MSC tops fish sustainability information schemes in global review
A new global study of organizations that provide sustainable fisheries information to consumers and the supply chain concludes, with regard to United Nations Food and Agriculture Organization (UN FAO) compliance: "Of the certification schemes, the MSC makes the most comprehensive, robust, and transparent assessment of performance." The study, Behind the Signs - A Global Review of Fish Sustainability Information, co-authored by nine leaders from the UN FAO, academia, seafood councils and a leading consultant, was published recently in the scientific journal, Reviews in Fisheries Science. The study comprehensively examined 17 recommendation lists and ecolabel programs worldwide, including the Marine Stewardship Council, reports www.megafishnet.com with reference to MSC.

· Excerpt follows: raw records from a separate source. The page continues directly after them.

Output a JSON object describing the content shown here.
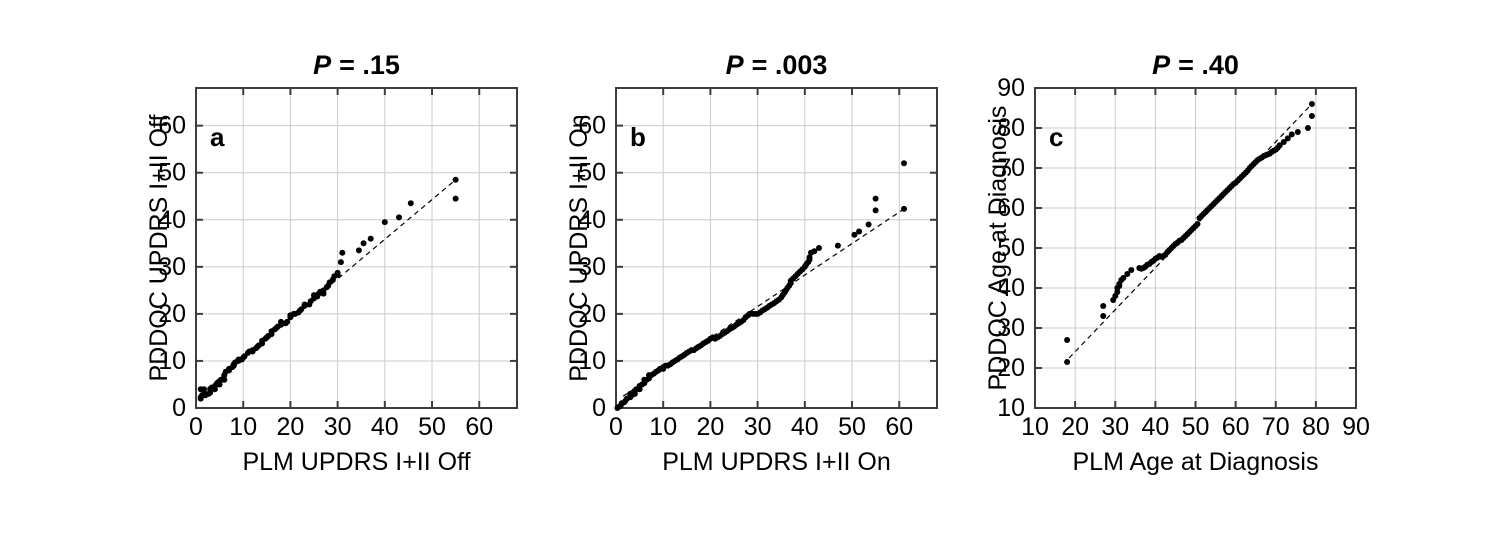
{
  "colors": {
    "background": "#ffffff",
    "point": "#000000",
    "fit_line": "#000000",
    "gridline": "#cbcbcb",
    "box_border": "#3d3d3d",
    "text": "#000000"
  },
  "chart_data": [
    {
      "type": "scatter",
      "panel": "a",
      "letter": "a",
      "title": {
        "p": "P",
        "rest": "= .15"
      },
      "xlabel": "PLM UPDRS I+II Off",
      "ylabel": "PDDOC UPDRS I+II Off",
      "xlim": [
        0,
        68
      ],
      "ylim": [
        0,
        68
      ],
      "xticks": [
        0,
        10,
        20,
        30,
        40,
        50,
        60
      ],
      "yticks": [
        0,
        10,
        20,
        30,
        40,
        50,
        60
      ],
      "grid": true,
      "legend": "none",
      "fit_line": {
        "style": "dashed",
        "x1": 1,
        "y1": 3,
        "x2": 55,
        "y2": 48.5
      },
      "points": [
        [
          1,
          2
        ],
        [
          1,
          2.3
        ],
        [
          1,
          4
        ],
        [
          1.3,
          2.7
        ],
        [
          1.7,
          4
        ],
        [
          2,
          2.7
        ],
        [
          2,
          3
        ],
        [
          2.7,
          3
        ],
        [
          3,
          3.3
        ],
        [
          3,
          4
        ],
        [
          3.3,
          4.3
        ],
        [
          4,
          4
        ],
        [
          4,
          4.7
        ],
        [
          4.3,
          5
        ],
        [
          5,
          5
        ],
        [
          5,
          5.7
        ],
        [
          5.3,
          6
        ],
        [
          6,
          6
        ],
        [
          6,
          7
        ],
        [
          6.3,
          7.7
        ],
        [
          7,
          8
        ],
        [
          7,
          8.3
        ],
        [
          7.7,
          8.7
        ],
        [
          8,
          9
        ],
        [
          8,
          9.3
        ],
        [
          8.3,
          9.7
        ],
        [
          9,
          10
        ],
        [
          9,
          10.3
        ],
        [
          9.7,
          10.3
        ],
        [
          10,
          10.7
        ],
        [
          10.3,
          11
        ],
        [
          11,
          11.7
        ],
        [
          11.3,
          12
        ],
        [
          12,
          12
        ],
        [
          12,
          12.3
        ],
        [
          12.7,
          12.7
        ],
        [
          13,
          13
        ],
        [
          13.3,
          13.3
        ],
        [
          14,
          13.7
        ],
        [
          14,
          14.3
        ],
        [
          14.7,
          14.7
        ],
        [
          15,
          15
        ],
        [
          15.3,
          15.3
        ],
        [
          16,
          15.7
        ],
        [
          16,
          16.3
        ],
        [
          16.7,
          16.7
        ],
        [
          17,
          17
        ],
        [
          17.3,
          17.3
        ],
        [
          18,
          17.7
        ],
        [
          18,
          18.3
        ],
        [
          19,
          18
        ],
        [
          19.3,
          18.3
        ],
        [
          20,
          19.3
        ],
        [
          20,
          19.7
        ],
        [
          20.7,
          20
        ],
        [
          21,
          20
        ],
        [
          21.7,
          20.3
        ],
        [
          22,
          20.7
        ],
        [
          22.3,
          21
        ],
        [
          23,
          21.7
        ],
        [
          23,
          22
        ],
        [
          24,
          22
        ],
        [
          24.3,
          22.7
        ],
        [
          25,
          23.3
        ],
        [
          25,
          24
        ],
        [
          25.7,
          23.7
        ],
        [
          26,
          24.3
        ],
        [
          26.3,
          24.7
        ],
        [
          27,
          24.3
        ],
        [
          27,
          25
        ],
        [
          27.7,
          25.7
        ],
        [
          28,
          26
        ],
        [
          28.3,
          26.7
        ],
        [
          29,
          27.3
        ],
        [
          29.3,
          28
        ],
        [
          30,
          28.3
        ],
        [
          30,
          28.7
        ],
        [
          30.7,
          31
        ],
        [
          31,
          33
        ],
        [
          34.5,
          33.5
        ],
        [
          35.5,
          35
        ],
        [
          37,
          36
        ],
        [
          40,
          39.5
        ],
        [
          43,
          40.5
        ],
        [
          45.5,
          43.5
        ],
        [
          55,
          44.5
        ],
        [
          55,
          48.5
        ]
      ]
    },
    {
      "type": "scatter",
      "panel": "b",
      "letter": "b",
      "title": {
        "p": "P",
        "rest": "= .003"
      },
      "xlabel": "PLM UPDRS I+II On",
      "ylabel": "PDDOC UPDRS I+II On",
      "xlim": [
        0,
        68
      ],
      "ylim": [
        0,
        68
      ],
      "xticks": [
        0,
        10,
        20,
        30,
        40,
        50,
        60
      ],
      "yticks": [
        0,
        10,
        20,
        30,
        40,
        50,
        60
      ],
      "grid": true,
      "legend": "none",
      "fit_line": {
        "style": "dashed",
        "x1": 1.5,
        "y1": 2.5,
        "x2": 61,
        "y2": 42.3
      },
      "points": [
        [
          0.3,
          0
        ],
        [
          0.7,
          0.3
        ],
        [
          1,
          0.5
        ],
        [
          1.2,
          1
        ],
        [
          1.7,
          1.2
        ],
        [
          2,
          1.5
        ],
        [
          2.3,
          2
        ],
        [
          3,
          2.3
        ],
        [
          3,
          3
        ],
        [
          3.3,
          2.7
        ],
        [
          4,
          3
        ],
        [
          4,
          3.7
        ],
        [
          4.3,
          4
        ],
        [
          5,
          4
        ],
        [
          5,
          4.7
        ],
        [
          5.5,
          5
        ],
        [
          6,
          5.3
        ],
        [
          6,
          6
        ],
        [
          6.5,
          6
        ],
        [
          7,
          6.3
        ],
        [
          7,
          7
        ],
        [
          7.5,
          7
        ],
        [
          8,
          7.3
        ],
        [
          8.5,
          7.7
        ],
        [
          9,
          8
        ],
        [
          9.3,
          8.3
        ],
        [
          10,
          8.3
        ],
        [
          10,
          8.7
        ],
        [
          10.5,
          9
        ],
        [
          11,
          9
        ],
        [
          11.5,
          9.3
        ],
        [
          12,
          9.7
        ],
        [
          12.5,
          10
        ],
        [
          13,
          10.3
        ],
        [
          13.5,
          10.7
        ],
        [
          14,
          11
        ],
        [
          14.5,
          11.3
        ],
        [
          15,
          11.7
        ],
        [
          15.5,
          12
        ],
        [
          16,
          12.3
        ],
        [
          16.5,
          12.3
        ],
        [
          17,
          12.7
        ],
        [
          17.5,
          13
        ],
        [
          18,
          13.3
        ],
        [
          18.5,
          13.7
        ],
        [
          19,
          14
        ],
        [
          19.5,
          14.3
        ],
        [
          20,
          14.7
        ],
        [
          20.5,
          15
        ],
        [
          21,
          14.7
        ],
        [
          21.5,
          15
        ],
        [
          22,
          15.3
        ],
        [
          22.5,
          15.7
        ],
        [
          23,
          16
        ],
        [
          23.5,
          16.3
        ],
        [
          24,
          16.7
        ],
        [
          24.5,
          17
        ],
        [
          25,
          17.3
        ],
        [
          25.5,
          17.7
        ],
        [
          26,
          18
        ],
        [
          26.5,
          18.3
        ],
        [
          27,
          18.7
        ],
        [
          27.5,
          19.3
        ],
        [
          28,
          19.7
        ],
        [
          28.3,
          20
        ],
        [
          29,
          20
        ],
        [
          29.5,
          20
        ],
        [
          30,
          20
        ],
        [
          30.5,
          20.3
        ],
        [
          31,
          20.7
        ],
        [
          31.5,
          21
        ],
        [
          32,
          21.3
        ],
        [
          32.5,
          21.7
        ],
        [
          33,
          22
        ],
        [
          33.5,
          22.3
        ],
        [
          34,
          22.7
        ],
        [
          34.5,
          23
        ],
        [
          35,
          23.5
        ],
        [
          35.3,
          24
        ],
        [
          35.7,
          24.5
        ],
        [
          36,
          25
        ],
        [
          36.3,
          25.5
        ],
        [
          36.7,
          26
        ],
        [
          37,
          26.5
        ],
        [
          37,
          27
        ],
        [
          37.5,
          27.5
        ],
        [
          38,
          28
        ],
        [
          38.5,
          28.5
        ],
        [
          39,
          29
        ],
        [
          39.5,
          29.5
        ],
        [
          40,
          30
        ],
        [
          40.3,
          30.5
        ],
        [
          40.7,
          31
        ],
        [
          41,
          31.5
        ],
        [
          41,
          32
        ],
        [
          41.3,
          33
        ],
        [
          42,
          33.3
        ],
        [
          43,
          34
        ],
        [
          47,
          34.5
        ],
        [
          50.5,
          36.8
        ],
        [
          51.5,
          37.5
        ],
        [
          53.5,
          39
        ],
        [
          55,
          42
        ],
        [
          55,
          44.5
        ],
        [
          61,
          42.3
        ],
        [
          61,
          52
        ]
      ]
    },
    {
      "type": "scatter",
      "panel": "c",
      "letter": "c",
      "title": {
        "p": "P",
        "rest": "= .40"
      },
      "xlabel": "PLM Age at Diagnosis",
      "ylabel": "PDDOC Age at Diagnosis",
      "xlim": [
        10,
        90
      ],
      "ylim": [
        10,
        90
      ],
      "xticks": [
        10,
        20,
        30,
        40,
        50,
        60,
        70,
        80,
        90
      ],
      "yticks": [
        10,
        20,
        30,
        40,
        50,
        60,
        70,
        80,
        90
      ],
      "grid": true,
      "legend": "none",
      "fit_line": {
        "style": "dashed",
        "x1": 18.5,
        "y1": 22.5,
        "x2": 79,
        "y2": 86
      },
      "points": [
        [
          18,
          21.5
        ],
        [
          18,
          27
        ],
        [
          27,
          33
        ],
        [
          27,
          35.5
        ],
        [
          29.5,
          37
        ],
        [
          30,
          38
        ],
        [
          30.5,
          39
        ],
        [
          30.5,
          40
        ],
        [
          31,
          40.5
        ],
        [
          31,
          41
        ],
        [
          31.5,
          42
        ],
        [
          32,
          42.5
        ],
        [
          33,
          43.5
        ],
        [
          34,
          44.5
        ],
        [
          36,
          45
        ],
        [
          36.5,
          44.8
        ],
        [
          37,
          45
        ],
        [
          37.5,
          45.3
        ],
        [
          38,
          45.8
        ],
        [
          38.5,
          46
        ],
        [
          39,
          46.5
        ],
        [
          39.5,
          46.8
        ],
        [
          40,
          47.3
        ],
        [
          40.5,
          47.6
        ],
        [
          41,
          48
        ],
        [
          41.5,
          47.8
        ],
        [
          42,
          48
        ],
        [
          42.5,
          48.3
        ],
        [
          43,
          49
        ],
        [
          43.5,
          49.5
        ],
        [
          44,
          50
        ],
        [
          44.5,
          50.5
        ],
        [
          45,
          51
        ],
        [
          45.5,
          51.3
        ],
        [
          46,
          51.8
        ],
        [
          46.5,
          52
        ],
        [
          47,
          52.5
        ],
        [
          47.5,
          53
        ],
        [
          48,
          53.5
        ],
        [
          48.5,
          54
        ],
        [
          49,
          54.5
        ],
        [
          49.5,
          55
        ],
        [
          50,
          55.5
        ],
        [
          50.5,
          56
        ],
        [
          51,
          57.5
        ],
        [
          51.5,
          58
        ],
        [
          52,
          58.5
        ],
        [
          52.5,
          59
        ],
        [
          53,
          59.5
        ],
        [
          53.5,
          60
        ],
        [
          54,
          60.5
        ],
        [
          54.5,
          61
        ],
        [
          55,
          61.5
        ],
        [
          55.5,
          62
        ],
        [
          56,
          62.5
        ],
        [
          56.5,
          63
        ],
        [
          57,
          63.5
        ],
        [
          57.5,
          64
        ],
        [
          58,
          64.5
        ],
        [
          58.5,
          65
        ],
        [
          59,
          65.5
        ],
        [
          59.5,
          66
        ],
        [
          60,
          66.3
        ],
        [
          60.5,
          66.8
        ],
        [
          61,
          67.3
        ],
        [
          61.5,
          67.8
        ],
        [
          62,
          68.3
        ],
        [
          62.5,
          68.8
        ],
        [
          63,
          69.3
        ],
        [
          63.5,
          70
        ],
        [
          64,
          70.5
        ],
        [
          64.5,
          71
        ],
        [
          65,
          71.5
        ],
        [
          65.5,
          72
        ],
        [
          66,
          72.3
        ],
        [
          66.5,
          72.6
        ],
        [
          67,
          73
        ],
        [
          67.5,
          73.2
        ],
        [
          68,
          73.4
        ],
        [
          68.5,
          73.6
        ],
        [
          69,
          74
        ],
        [
          69.5,
          74.3
        ],
        [
          70,
          74.6
        ],
        [
          70.5,
          75.1
        ],
        [
          71,
          75.7
        ],
        [
          72,
          76.5
        ],
        [
          73,
          77.4
        ],
        [
          74,
          78.4
        ],
        [
          75.5,
          79
        ],
        [
          78,
          80
        ],
        [
          79,
          83
        ],
        [
          79,
          86
        ]
      ]
    }
  ]
}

Market-based approach shows promise
According to the authors, a market-based approach has shown promise in promoting fishery sustainability, while government-run programs largely have not been effective. The MSC global standard for the certification of wild capture fisheries catalyzes change on the water through market-based forces, and the study concludes that change and improvement policies have been driven from the market place that is broadly defined to include industry, fishers, supermarkets, foodservice and customers.

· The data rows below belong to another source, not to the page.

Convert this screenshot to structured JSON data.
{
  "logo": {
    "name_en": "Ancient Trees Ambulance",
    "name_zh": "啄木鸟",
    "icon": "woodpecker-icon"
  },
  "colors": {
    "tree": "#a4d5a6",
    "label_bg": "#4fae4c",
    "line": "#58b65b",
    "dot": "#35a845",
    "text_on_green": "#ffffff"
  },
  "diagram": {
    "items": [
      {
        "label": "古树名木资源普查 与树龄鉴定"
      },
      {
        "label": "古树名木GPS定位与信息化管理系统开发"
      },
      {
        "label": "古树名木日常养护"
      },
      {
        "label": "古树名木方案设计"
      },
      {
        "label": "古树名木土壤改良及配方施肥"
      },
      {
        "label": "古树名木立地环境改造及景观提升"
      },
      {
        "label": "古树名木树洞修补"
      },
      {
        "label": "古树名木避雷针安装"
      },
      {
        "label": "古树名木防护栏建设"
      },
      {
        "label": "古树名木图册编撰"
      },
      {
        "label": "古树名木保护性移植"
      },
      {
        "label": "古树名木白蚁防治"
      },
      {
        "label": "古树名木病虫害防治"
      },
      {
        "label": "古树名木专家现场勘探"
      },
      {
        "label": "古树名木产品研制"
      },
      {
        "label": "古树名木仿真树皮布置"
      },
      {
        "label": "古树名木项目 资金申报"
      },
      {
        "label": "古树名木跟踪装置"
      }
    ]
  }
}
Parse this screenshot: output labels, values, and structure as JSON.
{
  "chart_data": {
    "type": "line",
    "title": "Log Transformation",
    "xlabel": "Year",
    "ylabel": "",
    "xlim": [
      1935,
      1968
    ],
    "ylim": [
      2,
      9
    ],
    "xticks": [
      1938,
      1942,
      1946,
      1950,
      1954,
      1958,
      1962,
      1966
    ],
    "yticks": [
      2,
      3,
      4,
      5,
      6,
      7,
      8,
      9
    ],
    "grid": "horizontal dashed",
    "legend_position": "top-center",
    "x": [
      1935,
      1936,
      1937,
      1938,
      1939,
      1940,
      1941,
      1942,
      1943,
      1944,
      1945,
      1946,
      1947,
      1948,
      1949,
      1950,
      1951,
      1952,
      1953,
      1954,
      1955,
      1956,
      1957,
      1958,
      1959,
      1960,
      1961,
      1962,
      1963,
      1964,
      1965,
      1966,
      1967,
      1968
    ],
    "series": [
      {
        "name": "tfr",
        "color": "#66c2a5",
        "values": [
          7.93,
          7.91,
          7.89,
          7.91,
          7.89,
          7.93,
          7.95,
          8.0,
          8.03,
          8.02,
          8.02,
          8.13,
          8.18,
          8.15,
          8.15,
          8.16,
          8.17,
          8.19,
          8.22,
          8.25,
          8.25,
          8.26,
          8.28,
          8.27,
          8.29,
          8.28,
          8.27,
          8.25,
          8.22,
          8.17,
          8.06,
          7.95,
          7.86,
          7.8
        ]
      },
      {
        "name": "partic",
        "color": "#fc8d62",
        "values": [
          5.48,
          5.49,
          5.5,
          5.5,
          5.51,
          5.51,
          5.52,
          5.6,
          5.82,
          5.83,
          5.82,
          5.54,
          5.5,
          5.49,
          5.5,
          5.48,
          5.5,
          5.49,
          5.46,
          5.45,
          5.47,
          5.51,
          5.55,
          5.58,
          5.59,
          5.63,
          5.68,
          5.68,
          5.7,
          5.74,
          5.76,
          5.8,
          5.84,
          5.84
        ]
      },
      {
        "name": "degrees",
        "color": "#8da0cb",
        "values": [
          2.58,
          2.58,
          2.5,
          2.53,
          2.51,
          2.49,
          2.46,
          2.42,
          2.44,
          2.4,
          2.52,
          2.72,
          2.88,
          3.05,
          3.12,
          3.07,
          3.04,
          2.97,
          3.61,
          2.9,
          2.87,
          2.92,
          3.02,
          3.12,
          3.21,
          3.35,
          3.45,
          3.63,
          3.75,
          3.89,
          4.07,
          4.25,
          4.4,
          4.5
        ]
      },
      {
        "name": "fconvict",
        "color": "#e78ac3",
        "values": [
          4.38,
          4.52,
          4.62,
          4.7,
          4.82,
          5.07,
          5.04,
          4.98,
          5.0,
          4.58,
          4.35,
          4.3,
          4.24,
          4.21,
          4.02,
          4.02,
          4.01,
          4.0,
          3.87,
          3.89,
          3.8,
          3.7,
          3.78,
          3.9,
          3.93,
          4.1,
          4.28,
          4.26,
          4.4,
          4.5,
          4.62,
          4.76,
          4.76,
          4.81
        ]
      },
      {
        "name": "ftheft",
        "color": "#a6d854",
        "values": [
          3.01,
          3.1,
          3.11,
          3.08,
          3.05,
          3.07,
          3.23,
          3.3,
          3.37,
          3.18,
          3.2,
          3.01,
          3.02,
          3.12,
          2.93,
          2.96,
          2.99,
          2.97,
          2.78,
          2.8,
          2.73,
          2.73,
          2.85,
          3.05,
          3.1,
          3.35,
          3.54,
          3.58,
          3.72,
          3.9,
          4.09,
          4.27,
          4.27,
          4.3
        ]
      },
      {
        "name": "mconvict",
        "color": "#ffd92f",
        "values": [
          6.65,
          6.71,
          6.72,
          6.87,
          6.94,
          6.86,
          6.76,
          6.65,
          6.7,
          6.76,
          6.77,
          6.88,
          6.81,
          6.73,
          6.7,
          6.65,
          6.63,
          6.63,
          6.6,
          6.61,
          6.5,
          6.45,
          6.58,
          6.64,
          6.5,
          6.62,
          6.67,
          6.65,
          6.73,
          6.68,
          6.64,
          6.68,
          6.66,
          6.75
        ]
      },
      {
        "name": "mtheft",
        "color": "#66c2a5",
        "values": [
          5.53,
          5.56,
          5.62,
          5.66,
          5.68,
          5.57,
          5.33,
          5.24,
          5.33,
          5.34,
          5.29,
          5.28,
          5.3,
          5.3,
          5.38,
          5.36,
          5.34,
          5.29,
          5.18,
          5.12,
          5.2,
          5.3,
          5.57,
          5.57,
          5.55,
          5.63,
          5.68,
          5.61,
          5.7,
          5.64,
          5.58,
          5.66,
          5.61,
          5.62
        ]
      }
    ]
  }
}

Accurate, independent, transparent
The study acknowledged the critical importance of accuracy, independence, transparency, standardization and stakeholder involvement in certification programs, and it examined all 17 programs on the basis of FAO's minimum substantive requirements, which are: status of the stock, ecosystem impacts and the management system. In each instance, the MSC program was highly regarded. For instance, under Management System, the study concluded that the MSC is the "Only scheme that specifically requires the data and information to be sufficient for achieving the other objectives (stock status and ecosystem impacts)." It was also highlighted as including the precautionary principle.
Building on progress
Besides comparing programs the study makes several substantive recommendations building upon the success to date that include bringing more fisheries into a certification program and placing special emphasis on outreach to the developing world.